Dans le secteur privé, la hausse du prix des produits subventionnés va donner le feu vert à la valse des étiquettes de tous les produits similaires. Les grandes laiteries du pays, comme Tnuva, Strauss et Tara, viennent d’annoncer le relèvement de leurs prix: immédiatement après les fêtes de Souccot, la hausse des prix devra compenser le renchérissement des matières premières enregistré depuis plusieurs mois mais qui n’a pas été répercuté à la consommation.

La faute aux fabricants ?

Le lait n’est pas le seul produit alimentaire à connaître la valse des étiquettes. Les autres produits de consommation courante suivront rapidement pour répercuter l’augmentation des coûts de production. Chez Osem, on explique que « depuis janvier 2011, le coût des matières premières dans le monde a flambé de plusieurs dizaines de pourcents, comme la farine, le mais et le soja; par ailleurs, le prix de l’énergie, de l’eau et les impôts locaux ont aussi augmenté sensiblement, ce qui a renchéri les coûts de production ».

Si les principaux accusés sont le sucre, le café, l’huile et la farine, les fabricants israéliens vont renchérir toute une ligne de produits alimentaires comme les soupes en poudre, les pâtes, les cornflakes, les plats cuisinés, la mayonnaise, etc.
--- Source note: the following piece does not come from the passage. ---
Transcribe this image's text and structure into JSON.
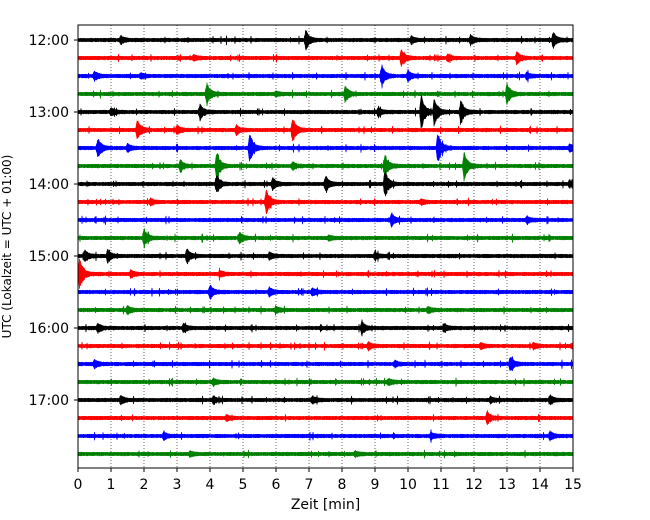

Chez Osem comme chez Unilever, les nouveaux tarifs entreront en vigueur le 1er novembre et ils refléteront une hausse allant de 3 à 6% selon les produits. De même, Coca-Cola vient d’annoncer une hausse de 5,7% du prix de tous ses produits dont la ligne comprend aussi les boissons gazeuses Sprite, Fanta et Kinley, ainsi que l’eau naturelle Neviot.

La faute aux élections ?

La hausse annoncée des prix des produits alimentaires fait des remous au sommet même de l’Etat. Fait exceptionnel, le Contrôleur de l’Etat est intervenu publiquement pour exprimer son mécontentement: Yossef Shapira vient de se dire scandalisé par l’ampleur des hausses annoncées et par le flou qui entoure le calcul des hausses de prix. Selon les calculs réalisés par ses services, le prix des produits alimentaires a augmenté de 10% entre 2005 et 2011 alors que, sur la même période, le revenu réel a stagné, ce qui a entraîné un recul du pouvoir d’achat. Récemment, le contrôleur Shapira avait recommandé au gouvernement une refonte de la méthode de calcul du prix du lait subventionné: aujourd’hui, il regrette que le renchérissement des produits laitiers ait été annoncé avant même que le système d’ajustement n’ait été revu.

Quant à Youval Steinitz, le ministre des Finances, il se dit convaincu que la baisse de droits de douanes et la concurrence des produits importés vont contribuer à ralentir la hausse des prix. Aujourd’hui, l’importation de produits laitiers supporte 150 à 200% de droits de douane. L’objectif du gouvernement est d’abaisser les taxes d’importation jusqu’à un taux maximal de 50%. Pour l’heure, le puissant lobby des agriculteurs a réussi à retarder toute baisse des droits de douane sur les produits laitiers importés. Et, la tenue d’élections anticipées devrait à nouveau ralentir la libéralisation des importations: les agriculteurs ont une influence importante sur les choix politiques des grands partis israéliens.